Pay As You Go needs little to no upfront cost

However as an organization’s data requirements grow in volume, velocity and variety, it starts discovering the limits of cloud-managed products. It might find its cloud bill sky-rocketing as the order of data processed grows from gigabytes to petabytes. It might find itself hitting API call or timeout limits. Or worse, it may even discover bugs in the product only visible at scale.

Enter the cloud-agnostic data architecture designed to be portable to any major cloud vendor. I made several assumptions

  • There must be enough engineers who are subject matter expects in the tech to effectively manage the platform
  • There is sufficient scale for the design can compete with cloud-managed tools in terms of cost and performance
  • We can scale-out by adding nodes to the Kubernetes cluster and increasing replicas in Minio and Spark.

The primary technologies used in my design are

  1. Kubernetes is a container orchestration platform on which the next two technologies are hosted.
  2. Minio is a high-performance, S3 compatible object storage. We will use this as our data storage solution.
  3. Apache Spark is a unified engine for large-scale analytics.

These three are all open-source technologies which we will run on Amazon EC2, a VM hosting solution.
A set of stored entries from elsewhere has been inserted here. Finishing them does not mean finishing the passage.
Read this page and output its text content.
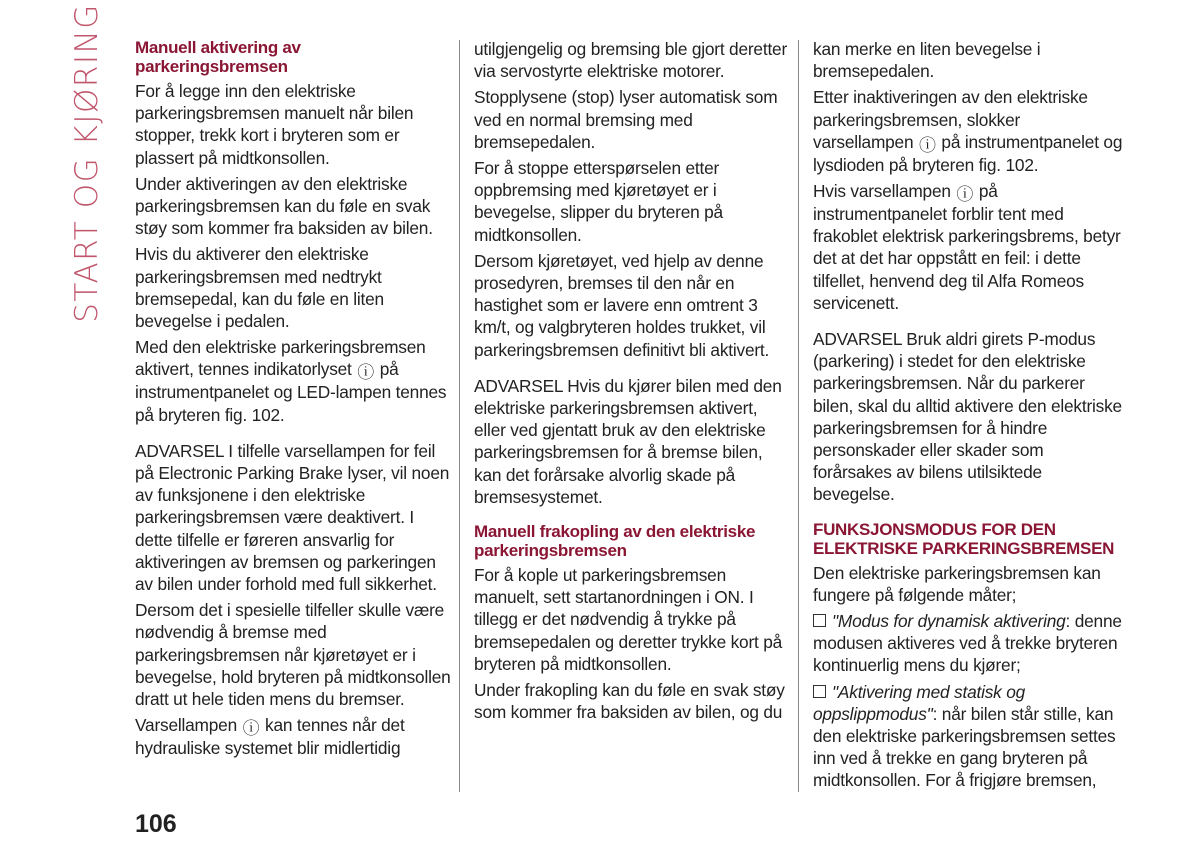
START OG KJØRING Manuell aktivering av parkeringsbremsen

For å legge inn den elektriske parkeringsbremsen manuelt når bilen stopper, trekk kort i bryteren som er plassert på midtkonsollen.

Under aktiveringen av den elektriske parkeringsbremsen kan du føle en svak støy som kommer fra baksiden av bilen.

Hvis du aktiverer den elektriske parkeringsbremsen med nedtrykt bremsepedal, kan du føle en liten bevegelse i pedalen.

Med den elektriske parkeringsbremsen aktivert, tennes indikatorlyset ⓘ på instrumentpanelet og LED-lampen tennes på bryteren fig. 102.

ADVARSEL I tilfelle varsellampen for feil på Electronic Parking Brake lyser, vil noen av funksjonene i den elektriske parkeringsbremsen være deaktivert. I dette tilfelle er føreren ansvarlig for aktiveringen av bremsen og parkeringen av bilen under forhold med full sikkerhet.

Dersom det i spesielle tilfeller skulle være nødvendig å bremse med parkeringsbremsen når kjøretøyet er i bevegelse, hold bryteren på midtkonsollen dratt ut hele tiden mens du bremser.

Varsellampen ⓘ kan tennes når det hydrauliske systemet blir midlertidig

utilgjengelig og bremsing ble gjort deretter via servostyrte elektriske motorer.

Stopplysene (stop) lyser automatisk som ved en normal bremsing med bremsepedalen.

For å stoppe etterspørselen etter oppbremsing med kjøretøyet er i bevegelse, slipper du bryteren på midtkonsollen.

Dersom kjøretøyet, ved hjelp av denne prosedyren, bremses til den når en hastighet som er lavere enn omtrent 3 km/t, og valgbryteren holdes trukket, vil parkeringsbremsen definitivt bli aktivert.

ADVARSEL Hvis du kjører bilen med den elektriske parkeringsbremsen aktivert, eller ved gjentatt bruk av den elektriske parkeringsbremsen for å bremse bilen, kan det forårsake alvorlig skade på bremsesystemet.

Manuell frakopling av den elektriske parkeringsbremsen

For å kople ut parkeringsbremsen manuelt, sett startanordningen i ON. I tillegg er det nødvendig å trykke på bremsepedalen og deretter trykke kort på bryteren på midtkonsollen.

Under frakopling kan du føle en svak støy som kommer fra baksiden av bilen, og du

kan merke en liten bevegelse i bremsepedalen.

Etter inaktiveringen av den elektriske parkeringsbremsen, slokker varsellampen ⓘ på instrumentpanelet og lysdioden på bryteren fig. 102.

Hvis varsellampen ⓘ på instrumentpanelet forblir tent med frakoblet elektrisk parkeringsbrems, betyr det at det har oppstått en feil: i dette tilfellet, henvend deg til Alfa Romeos servicenett.

ADVARSEL Bruk aldri girets P-modus (parkering) i stedet for den elektriske parkeringsbremsen. Når du parkerer bilen, skal du alltid aktivere den elektriske parkeringsbremsen for å hindre personskader eller skader som forårsakes av bilens utilsiktede bevegelse.

FUNKSJONSMODUS FOR DEN ELEKTRISKE PARKERINGSBREMSEN

Den elektriske parkeringsbremsen kan fungere på følgende måter;

"Modus for dynamisk aktivering: denne modusen aktiveres ved å trekke bryteren kontinuerlig mens du kjører;

"Aktivering med statisk og oppslippmodus": når bilen står stille, kan den elektriske parkeringsbremsen settes inn ved å trekke en gang bryteren på midtkonsollen. For å frigjøre bremsen,

106
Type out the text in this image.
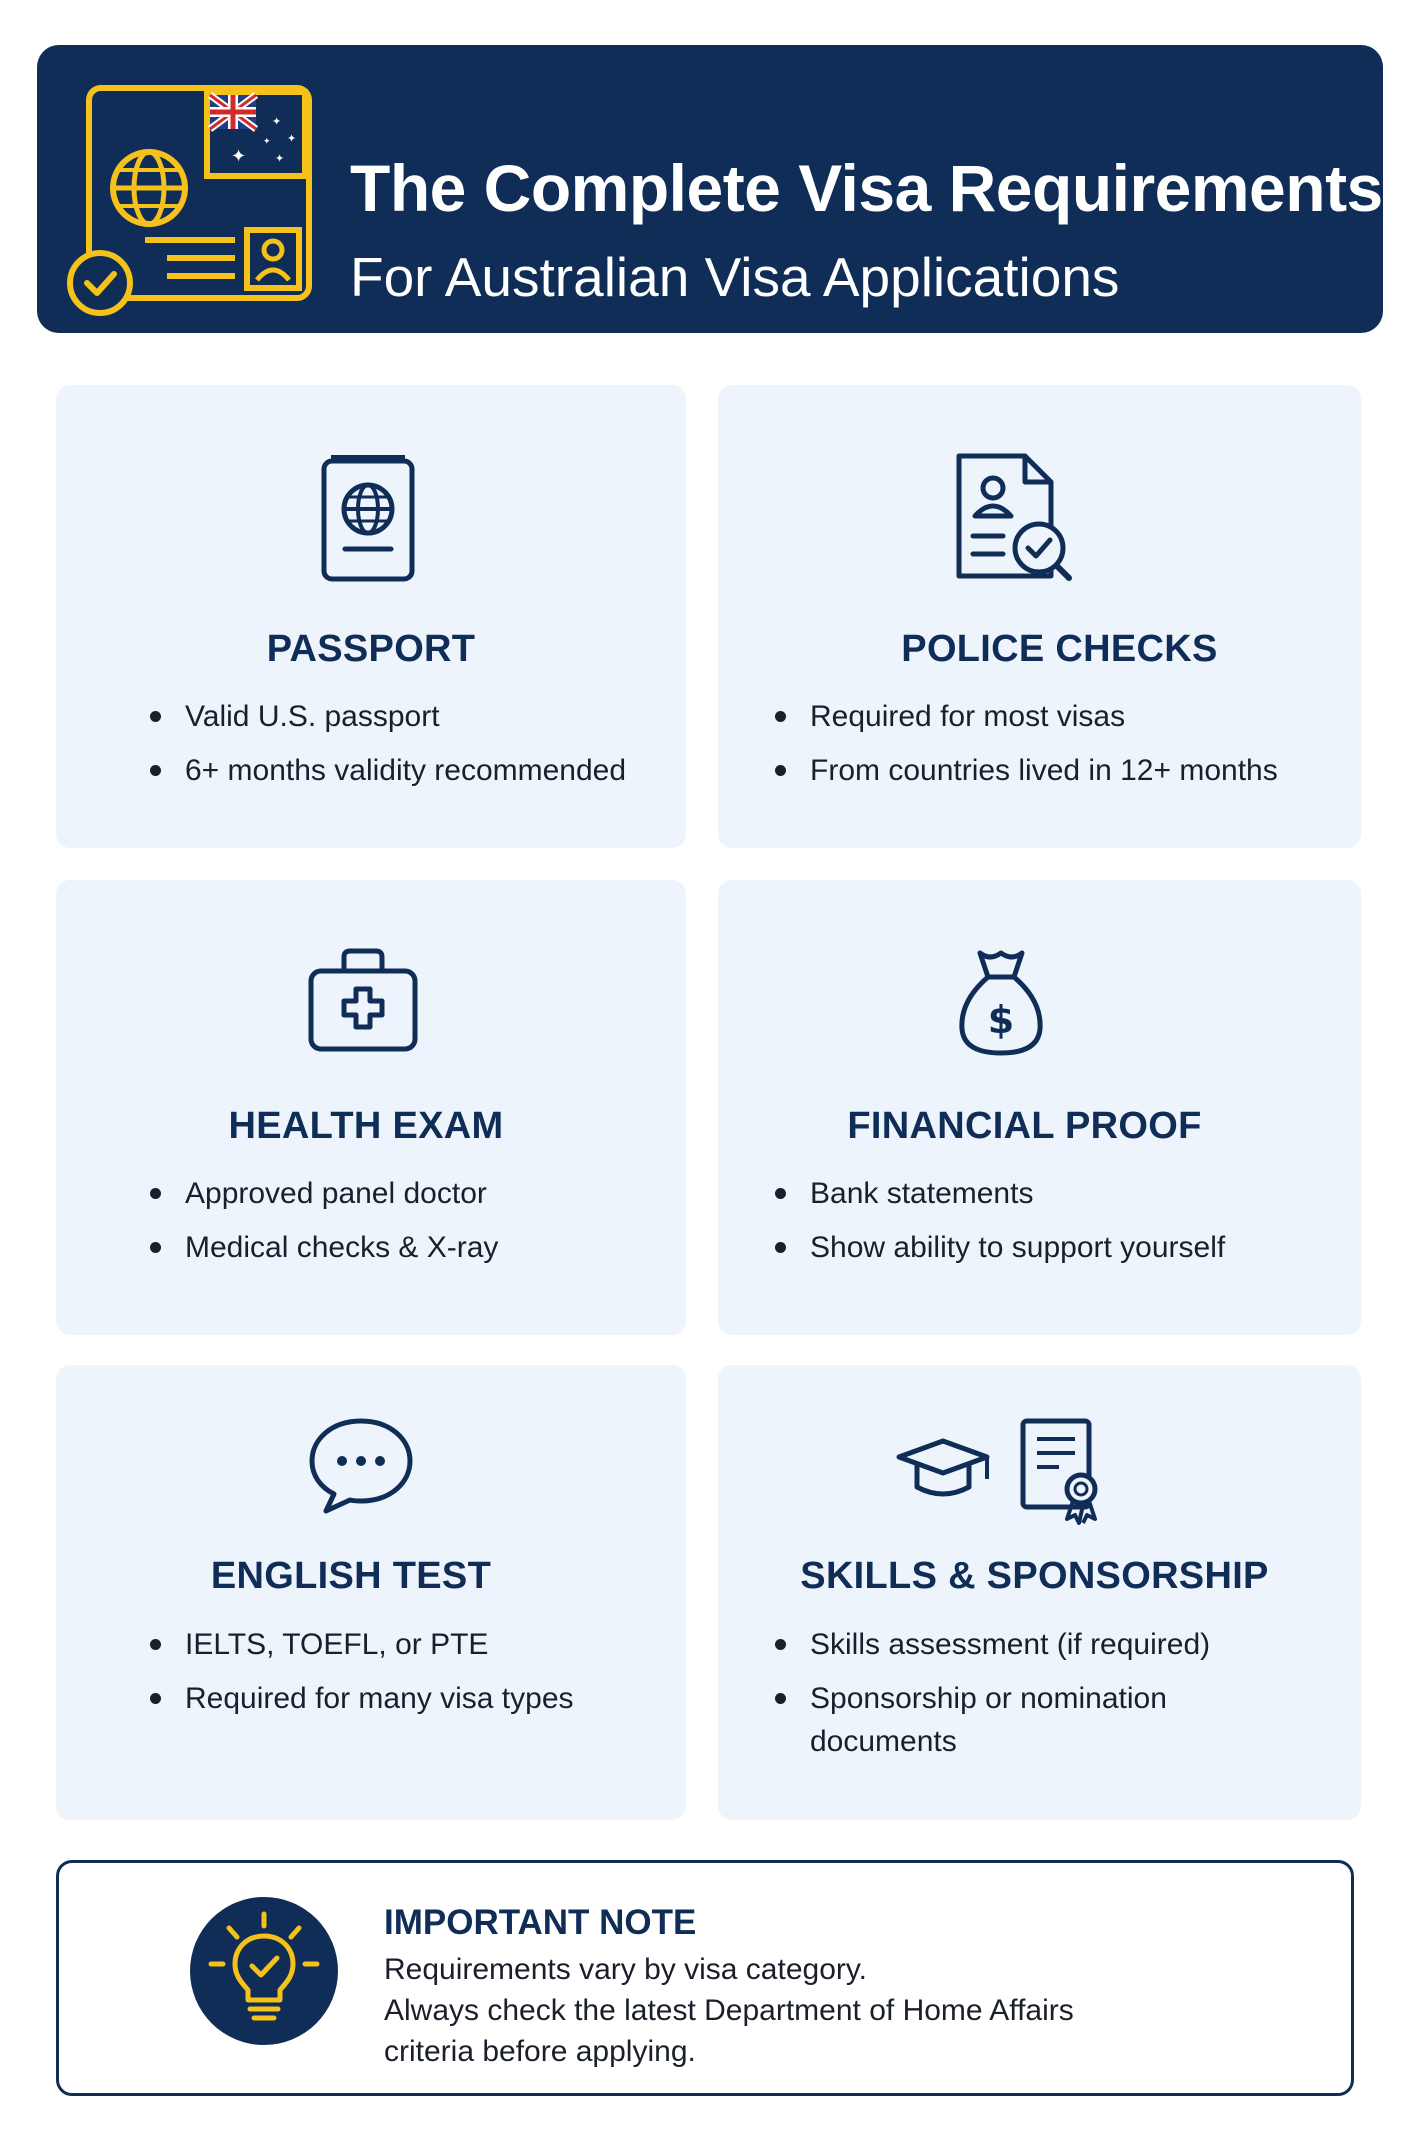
✦
✦
✦
✦
✦
The Complete Visa Requirements
For Australian Visa Applications
PASSPORT
Valid U.S. passport
6+ months validity recommended
POLICE CHECKS
Required for most visas
From countries lived in 12+ months
HEALTH EXAM
Approved panel doctor
Medical checks & X-ray
$
FINANCIAL PROOF
Bank statements
Show ability to support yourself
ENGLISH TEST
IELTS, TOEFL, or PTE
Required for many visa types
SKILLS & SPONSORSHIP
Skills assessment (if required)
Sponsorship or nomination documents
IMPORTANT NOTE
Requirements vary by visa category.
Always check the latest Department of Home Affairs
criteria before applying.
I consider this setup cloud-agnostic since Azure Virtual Machines and Google Compute Engine are close substitutes and the OS I use is Ubuntu 18.04.6, an open-source Linux distro.

Virtual machines

Pre-requisites

You will need to set up an EC2 instance loaded with

Click on the tool names for instructions on how to install them.

Since we will be running multiple applications including Spark in our Minikube cluster, I recommend using a large instance such as a t3a.2xlarge instance with 8 vCPUs and 32 GiB of RAM to avoid hitting core and memory limits.

Start up Minikube

Go to AWS console and start up your EC2 with Minikube installed. If you don’t have one, refer to Pre-requisites. Take note of the instance’s public IP and start an SSH session using the following

ssh -i {private-key-file} ubuntu@{ec2-public-ip}

Let’s start Minikube using the docker driver. We add the –cpus=”max” option to override the default value of 2. We need all cores available here.

minikube start --cpus="max" --driver=docker

Install Minio

We will now setup the storage layer by installing Minio in Minikube by using the official helm chart from charts.min.io.

Helm charts make installing applications on the Kubernetes clusters easy but grouping a set of k8s manifests together as charts. Installing an application is as simple as pulling a chart and installing it as a release. You find thousands of charts at artifacthub.io including applications such as prometheus and trino.

We will be installing Minio in the minio namespace. First we must create the namespace

kubectl create namespace minio

Next, we add the charts.min.io as a chart repository. Helm will search this repository when trying to pull a chart. The repository alias will be minio

helm repo add minio https://charts.min.io/

Let’s pull the minio chart from the minio repository. The chart will be retrieved as a tar file. We specify the –untar option to unpack the files into a folder named minio

helm pull minio/minio --untar
The minio folder as created in the user home directory

Let’s examine the contents of the helm chart.

ls -ltr ~/minio

The following explanation is abridged from helm.sh. The minio chart only includes the obligatory files.

minio/
  Chart.yaml          # A YAML file containing information about the chart
  README.md           # OPTIONAL: A human-readable README file
  values.yaml         # The default configuration values for this chart
  templates/          # A directory of templates that, when combined with values, will generate valid Kubernetes manifest files.

Read helm.sh for an explanation of all possible file types in a helm chart.

Contents of the minio helm chart

In particular, we are interested in values.yaml. We will have to customize them to our small Minikube cluster. Let’s take a look at the file in vim.

vim ~/minio/values.yaml

We see a list of YAML key-value pairs. As mentioned previously, these values are used in conjunction with the templates in /templates to create k8s manifests.

We will customize a few values

  1. rootUser is the username for the root user in MinIO
  2. rootPassword is the password for the root user in MinIO
  3. mode refers to the MinIO mode. standalone is the simplest MinIO mode which consists of a single MinIO process and drive. In production, you would use distributed mode for better availability and data redundancy
  4. replicas is the number of MinIO containers running. We set it to 1 to minimize resource usage but it would be much higher in production to maximize IO throughput
  5. resources.requests.memory refers to the amount of memory allocated per pod. We only assign 1Gi here but it would be much higher in production
  6. persistence.size defines the size of the Persistent Volume Claim. The standard storage class in Minikube will create a hostpath volume which the PVC will mount.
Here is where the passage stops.